It was one of those sudden-realization moments for me.
I was talking to one of my favorite lawyers last night at a local startups event (smartups.org). He mentioned a person I’d sent to him a couple weeks ago. That person had asked me to recommend a small business lawyer, and I recommended him.
The realization was that she — the person I’d sent to him — felt like a friend. I feel like I know her, like her, and trust her. But I’ve never met her. I’ve never even talked to her on the telephone.
I’d met her on Twitter. She popped up with interesting comments in a chat I’d been in, so I followed her. I got to know her with the links she recommended via Twitter, and then her blog posts, and eventually email. I liked her writing and read her book that she recently published. And I’m glad to know her, and consider her a friend, even without ever talking to her.
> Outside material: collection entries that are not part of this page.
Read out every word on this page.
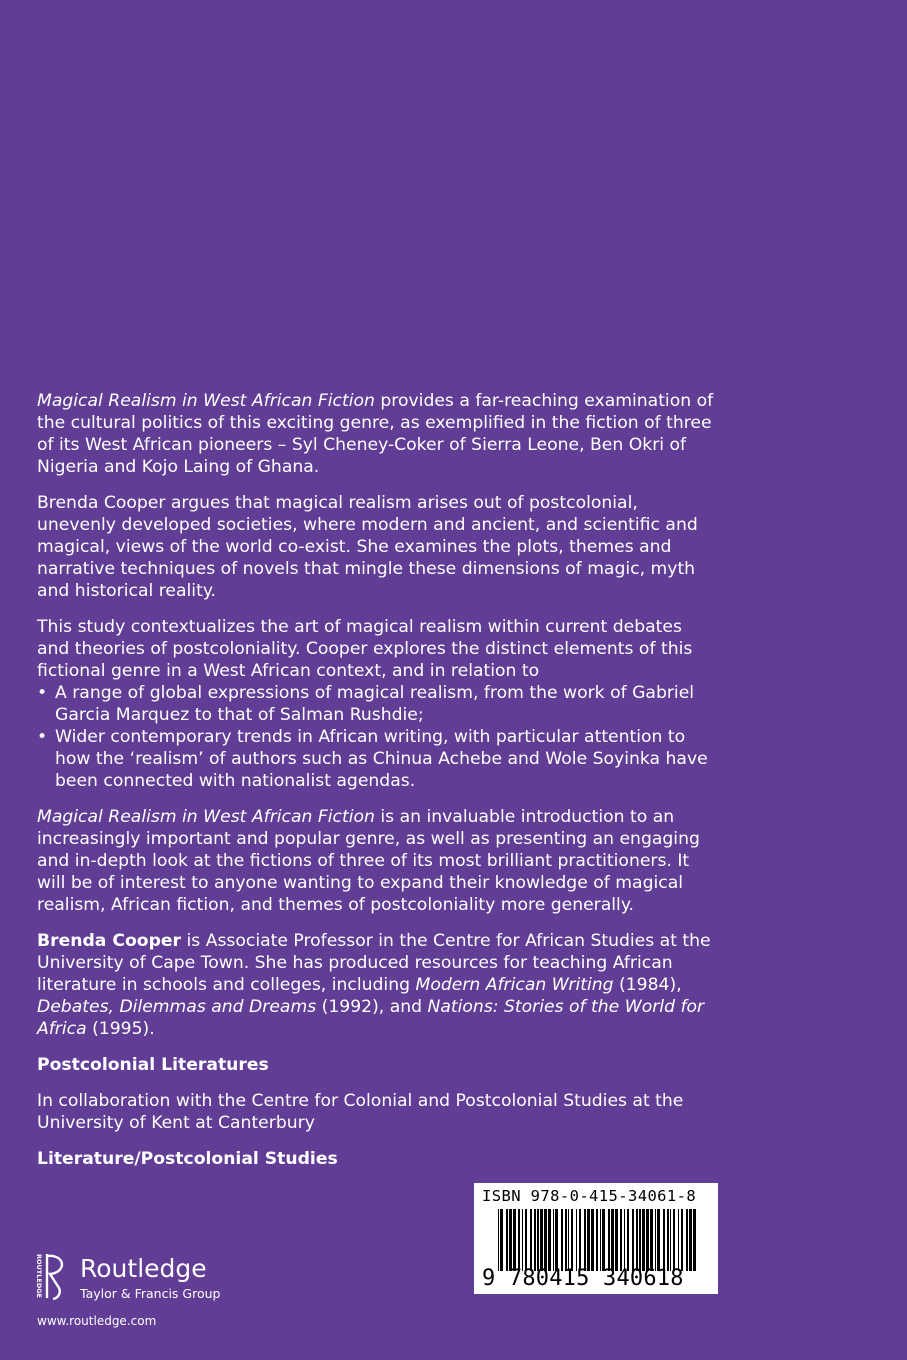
Magical Realism in West African Fiction provides a far-reaching examination of the cultural politics of this exciting genre, as exemplified in the fiction of three of its West African pioneers – Syl Cheney-Coker of Sierra Leone, Ben Okri of Nigeria and Kojo Laing of Ghana.

Brenda Cooper argues that magical realism arises out of postcolonial, unevenly developed societies, where modern and ancient, and scientific and magical, views of the world co-exist. She examines the plots, themes and narrative techniques of novels that mingle these dimensions of magic, myth and historical reality.

This study contextualizes the art of magical realism within current debates and theories of postcoloniality. Cooper explores the distinct elements of this fictional genre in a West African context, and in relation to

• A range of global expressions of magical realism, from the work of Gabriel Garcia Marquez to that of Salman Rushdie;
• Wider contemporary trends in African writing, with particular attention to how the ‘realism’ of authors such as Chinua Achebe and Wole Soyinka have been connected with nationalist agendas.

Magical Realism in West African Fiction is an invaluable introduction to an increasingly important and popular genre, as well as presenting an engaging and in-depth look at the fictions of three of its most brilliant practitioners. It will be of interest to anyone wanting to expand their knowledge of magical realism, African fiction, and themes of postcoloniality more generally.

Brenda Cooper is Associate Professor in the Centre for African Studies at the University of Cape Town. She has produced resources for teaching African literature in schools and colleges, including Modern African Writing (1984), Debates, Dilemmas and Dreams (1992), and Nations: Stories of the World for Africa (1995).

Postcolonial Literatures

In collaboration with the Centre for Colonial and Postcolonial Studies at the University of Kent at Canterbury

Literature/Postcolonial Studies

ISBN 978-0-415-34061-8
9 780415 340618
ROUTLEDGE Routledge
Taylor & Francis Group
www.routledge.com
Over time, at 150 characters per comment, plus reading blog posts, I can get to know a person and his or her work, and end up liking that person. Strange, but true.
And that, in a nutshell, is why I like the new world we’re calling “social media.”
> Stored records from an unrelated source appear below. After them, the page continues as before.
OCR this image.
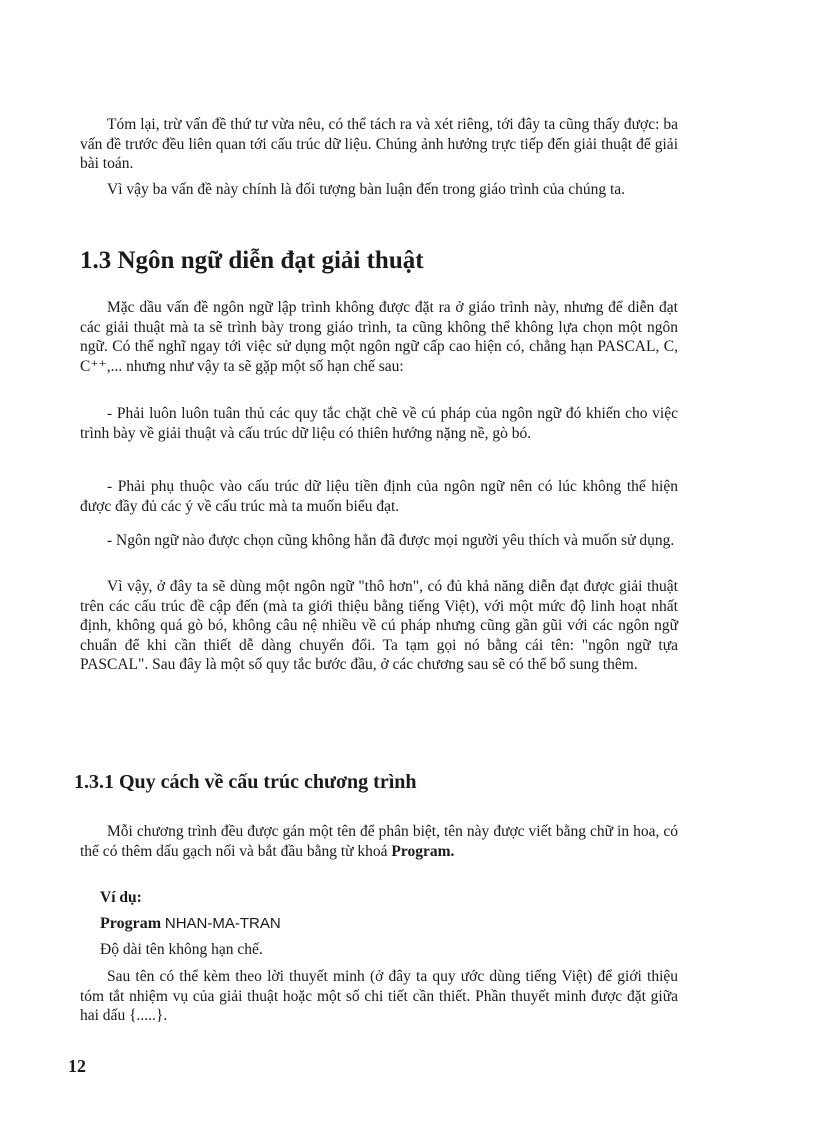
Tóm lại, trừ vấn đề thứ tư vừa nêu, có thể tách ra và xét riêng, tới đây ta cũng thấy được: ba vấn đề trước đều liên quan tới cấu trúc dữ liệu. Chúng ảnh hưởng trực tiếp đến giải thuật để giải bài toán.

Vì vậy ba vấn đề này chính là đối tượng bàn luận đến trong giáo trình của chúng ta.

1.3 Ngôn ngữ diễn đạt giải thuật

Mặc dầu vấn đề ngôn ngữ lập trình không được đặt ra ở giáo trình này, nhưng để diễn đạt các giải thuật mà ta sẽ trình bày trong giáo trình, ta cũng không thể không lựa chọn một ngôn ngữ. Có thể nghĩ ngay tới việc sử dụng một ngôn ngữ cấp cao hiện có, chẳng hạn PASCAL, C, C⁺⁺,... nhưng như vậy ta sẽ gặp một số hạn chế sau:

- Phải luôn luôn tuân thủ các quy tắc chặt chẽ về cú pháp của ngôn ngữ đó khiến cho việc trình bày về giải thuật và cấu trúc dữ liệu có thiên hướng nặng nề, gò bó.

- Phải phụ thuộc vào cấu trúc dữ liệu tiền định của ngôn ngữ nên có lúc không thể hiện được đầy đủ các ý về cấu trúc mà ta muốn biểu đạt.

- Ngôn ngữ nào được chọn cũng không hẳn đã được mọi người yêu thích và muốn sử dụng.

Vì vậy, ở đây ta sẽ dùng một ngôn ngữ "thô hơn", có đủ khả năng diễn đạt được giải thuật trên các cấu trúc đề cập đến (mà ta giới thiệu bằng tiếng Việt), với một mức độ linh hoạt nhất định, không quá gò bó, không câu nệ nhiều về cú pháp nhưng cũng gần gũi với các ngôn ngữ chuẩn để khi cần thiết dễ dàng chuyển đổi. Ta tạm gọi nó bằng cái tên: "ngôn ngữ tựa PASCAL". Sau đây là một số quy tắc bước đầu, ở các chương sau sẽ có thể bổ sung thêm.

1.3.1 Quy cách về cấu trúc chương trình

Mỗi chương trình đều được gán một tên để phân biệt, tên này được viết bằng chữ in hoa, có thể có thêm dấu gạch nối và bắt đầu bằng từ khoá Program.

Ví dụ:
Program NHAN-MA-TRAN
Độ dài tên không hạn chế.

Sau tên có thể kèm theo lời thuyết minh (ở đây ta quy ước dùng tiếng Việt) để giới thiệu tóm tắt nhiệm vụ của giải thuật hoặc một số chi tiết cần thiết. Phần thuyết minh được đặt giữa hai dấu {.....}.

12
Great article, very insightful!
Dape … for my part, and the unidentified person who became the subject of this post, I know her gender, approximate age, profession, writing style, and personality as revealed in email and blog posts and her book as well as twitter. That’s not true for everybody I deal with in twitter, but many of them have gone from there to phone and then in person, and in those few cases, the person I finally met was the same person I’d felt like I was dealing with online. In my case these are entirely professional and collegial relationships, serendipity related to my twitter and blogging and speaking activity; my personal life is about my wife of 40 years, our five kids, our grandchildren, extended family, and a very few friends.
Interesting comment, knowing – not knowing the people behind the comments. Over the months I have been surfing the blogs in the social media networks I have enjoyed some interesting business articles. However, there is a long way to go before you know the people behind the comments. By the way Tim,( I guess that) by reading this comment you cant even determine what gender I am (50/50) be realistic please. Regards Dape
[…] Blog Week in Review — 11/24/09 Social Media Means People and, Eventually, Maybe, Friends — Tim Berry shares a story of virtual […]
Heck, most people do not know themselves that well! You can I’ll admit (with good skills) discern many things about a person through their digital persona.
Do you think people can have Twitter personas that differ from their true selves? Shy people can become extroverted on Twitter. Everything becomes more exaggerated? I think you’d have to go further, as you did with blogs and then emails to get to know someone.
What a great post. I know what you mean, Tim, I’ve had the very same experience!